Finalement, les figures, perceptions et représentations du blédard ne sont qu’un empilement de fantasmes, mythes et déformations. Objectivement, ses conditions de vie et d’évolution sont factuelles mais subjectivement, ce qui marque chez la figure du blédard, c’est l’inconstance identitaire avec laquelle on le définit. Le trope [8] du blédard est un pur produit migratoire et c’est en vertu de cela qu’il peut prétendre à une certaine valeur et pertinence. Pourtant, il sert souvent de pierre de rosette pour appréhender le monde arabe, le monde maghrébin, le monde musulman, les populations diasporiques [9] sans réelle distinction. Les clichés se multiplient sans qu’on sache réellement de qui l’on parle. Au bout du compte, on cible tout ce qui est noiraud et boit du thé à la menthe.

Le post-blédard but make it fab :

Peut-on réhabiliter le blédard ? S’agit-il d’un stigmate identitaire que l’immigré maghrébin de classes populaires peut s’approprier pour se réinvestir de la dignité dont il a été spolié ? Aurait-on besoin d’une "Marche des Blédards" comme nous avons eu besoin d’une "Marche des Beurs" ? La réponse à cette question demeure incertaine tant le blédard est un agrégat d’irréel et d’intangible. On ne peut manifestement pas considérer le blédard comme la quintessence de la condition immigrée post-coloniale, les immigrés de classes populaires s’étant déjà dotés de répertoire d’actions et d’identités politiques et militantes plus objectives, à travers le travail considérable des militants anti- racistes et /ou des quartiers populaires.
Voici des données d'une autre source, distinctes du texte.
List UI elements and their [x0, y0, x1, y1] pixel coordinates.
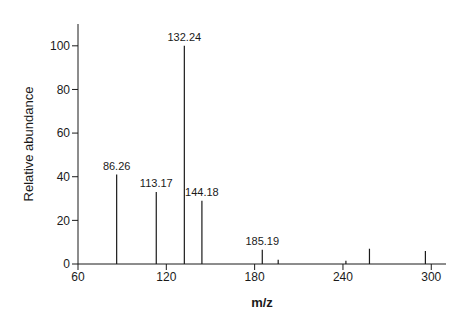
svg-text:100: 100 [50, 39, 70, 53]
svg-text:80: 80 [57, 83, 71, 97]
svg-text:185.19: 185.19 [245, 235, 279, 247]
svg-text:300: 300 [421, 270, 441, 284]
svg-text:120: 120 [156, 270, 176, 284]
svg-text:132.24: 132.24 [168, 31, 202, 43]
svg-text:86.26: 86.26 [103, 160, 131, 172]
svg-text:240: 240 [333, 270, 353, 284]
svg-text:113.17: 113.17 [140, 177, 173, 189]
svg-text:180: 180 [245, 270, 265, 284]
svg-text:Relative abundance: Relative abundance [21, 87, 36, 202]
svg-text:60: 60 [57, 126, 71, 140]
svg-text:60: 60 [71, 270, 85, 284]
svg-text:20: 20 [57, 214, 71, 228]
svg-text:m/z: m/z [251, 295, 273, 310]
svg-text:0: 0 [63, 257, 70, 271]
svg-text:40: 40 [57, 170, 71, 184]
svg-text:144.18: 144.18 [185, 186, 219, 198]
Cela étant dit, on pourrait se permettre d’imaginer ce que serait l’esthétique blédarde. Les différents poncifs sur lesquels sa figure repose peuvent être réappropriés en prenant en compte les illisibles et inaudibles de ses représentations. Qu’importe si le blédard est le symbole de l’assujettissement post-colonial, qu’importe s’il découle de la communauté imaginée, il peut être une arme, une modalité d’invention, de réinvention, à la manière du kitsch. Pour beaucoup, le kitsch est l’émanation de la volonté d’apprivoiser la beauté de façon à la rendre spontanément accessible à tous. L’esthétique "camp" [10]. est un autre exemple de mécanisme de réinvention du réel, qui visait et vise à canaliser le décalage vécu par les queers entre leurs identités et les attentes de la société en quelque chose de fulgurant et flamboyant. Une réappropriation ironique d’un stigmate donc, en employant des canaux de communication détournés et en octroyant au message une force d’autant plus dévastatrice.
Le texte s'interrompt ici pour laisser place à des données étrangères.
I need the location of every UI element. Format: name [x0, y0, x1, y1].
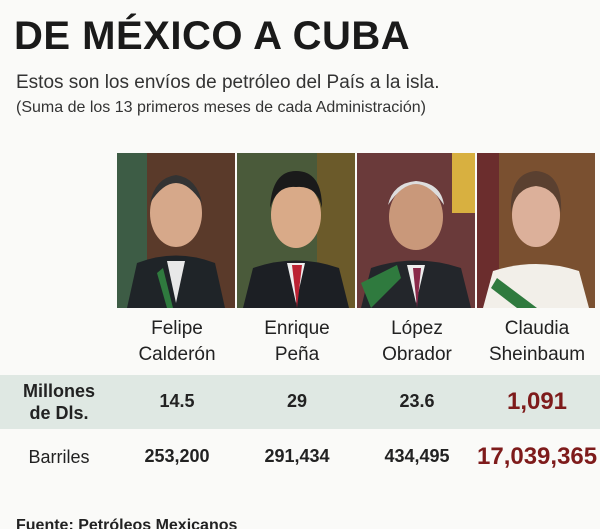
- name-line: Calderón: [138, 344, 216, 365]
- cell: 14.5: [159, 391, 195, 411]
- column-header: Enrique Peña: [237, 316, 357, 368]
- portrait: [117, 153, 235, 308]
- name-line: Sheinbaum: [488, 344, 586, 365]
- title: DE MÉXICO A CUBA: [14, 14, 411, 58]
- name-line: Obrador: [382, 344, 452, 365]
- cell: 17,039,365: [477, 443, 598, 470]
- column-header: López Obrador: [357, 316, 477, 368]
- portrait: [357, 153, 475, 308]
- cell: 253,200: [144, 446, 210, 466]
- name-line: Felipe: [151, 318, 203, 339]
- column-header: Felipe Calderón: [117, 316, 237, 368]
- cell: 1,091: [506, 388, 568, 415]
- label-line: de Dls.: [29, 403, 89, 423]
- name-line: Enrique: [264, 318, 330, 339]
- name-line: Peña: [274, 344, 320, 365]
- portrait: [477, 153, 595, 308]
- label-line: Barriles: [28, 447, 90, 467]
- name-line: López: [391, 318, 443, 339]
- cell: 434,495: [384, 446, 450, 466]
- row-label: Barriles: [0, 446, 118, 468]
- source: Fuente: Petróleos Mexicanos: [16, 517, 238, 529]
- row-label: Millones de Dls.: [0, 380, 118, 424]
- label-line: Millones: [22, 381, 95, 401]
- row-band: [0, 375, 600, 429]
- cell: 29: [286, 391, 308, 411]
- note: (Suma de los 13 primeros meses de cada A…: [16, 99, 426, 116]
- cell: 291,434: [264, 446, 330, 466]
- portrait: [237, 153, 355, 308]
- name-line: Claudia: [504, 318, 570, 339]
- cell: 23.6: [399, 391, 435, 411]
- subtitle: Estos son los envíos de petróleo del Paí…: [16, 72, 440, 93]
- column-header: Claudia Sheinbaum: [477, 316, 597, 368]
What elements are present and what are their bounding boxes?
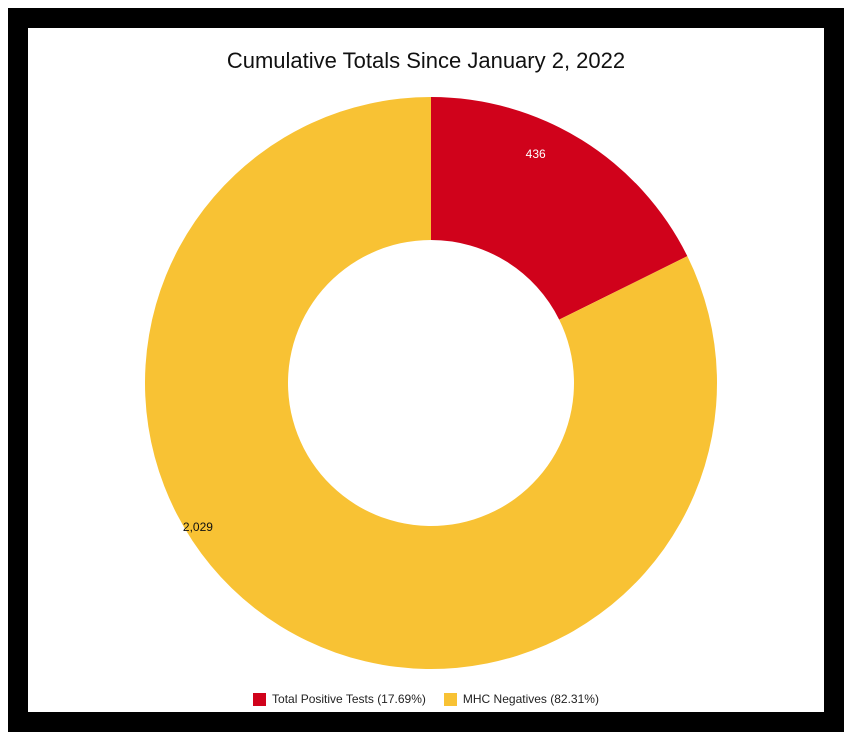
chart-panel: Cumulative Totals Since January 2, 2022 …: [28, 28, 824, 712]
donut-chart: 436 2,029: [145, 96, 718, 669]
donut-slice-1[interactable]: [145, 96, 718, 669]
donut-value-label-0: 436: [526, 147, 546, 161]
legend-swatch-negatives: [443, 692, 457, 706]
donut-slice-0[interactable]: [431, 97, 688, 320]
legend-item-positive[interactable]: Total Positive Tests (17.69%): [253, 692, 426, 706]
legend-swatch-positive: [253, 692, 267, 706]
legend-item-negatives[interactable]: MHC Negatives (82.31%): [443, 692, 599, 706]
chart-frame: Cumulative Totals Since January 2, 2022 …: [8, 8, 844, 732]
chart-legend: Total Positive Tests (17.69%) MHC Negati…: [28, 692, 824, 706]
chart-title: Cumulative Totals Since January 2, 2022: [226, 48, 626, 73]
donut-value-label-1: 2,029: [183, 520, 213, 534]
legend-label-negatives: MHC Negatives (82.31%): [462, 692, 599, 706]
legend-label-positive: Total Positive Tests (17.69%): [272, 692, 426, 706]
En clair, il serait théoriquement possible de faire du blédard une identité contre-culturelle génératrice d’esthétiques valorisantes. Cela demanderait des moyens, du temps, de l’effort et en ce sens, cela ne pourrait pas être à la portée de tous et toutes. Néanmoins, le blédard est une matière bouillonnante. Là où certains y voient le visage de l’inélégance et l’indigence, d’autres peuvent y voir les couleurs de nouveaux horizons. D’ailleurs, des collectifs comme Filles de Blédards [11] ou l’Écho des Banlieues [12] s’y emploient déjà.

Visuel du collectif Filles de Blédards

C’est là que réside toute la maestria des immigrés de classes populaires. Lorsqu’on nous cloisonne, nous détectons une brèche, nous nous y engouffrons et nous assénons une contre-offensive mystificatrice. Nous sommes dotés d’agentivité [13] , capables d’autodétermination et nous ne serons jamais ce que les essentialisations culturalistes veulent faire de nous. Reste à voir si nous arriverons à mettre en lumière de nouveaux filons des imaginaires du blédard pour révéler l’or étincelant qu’ils recèlent.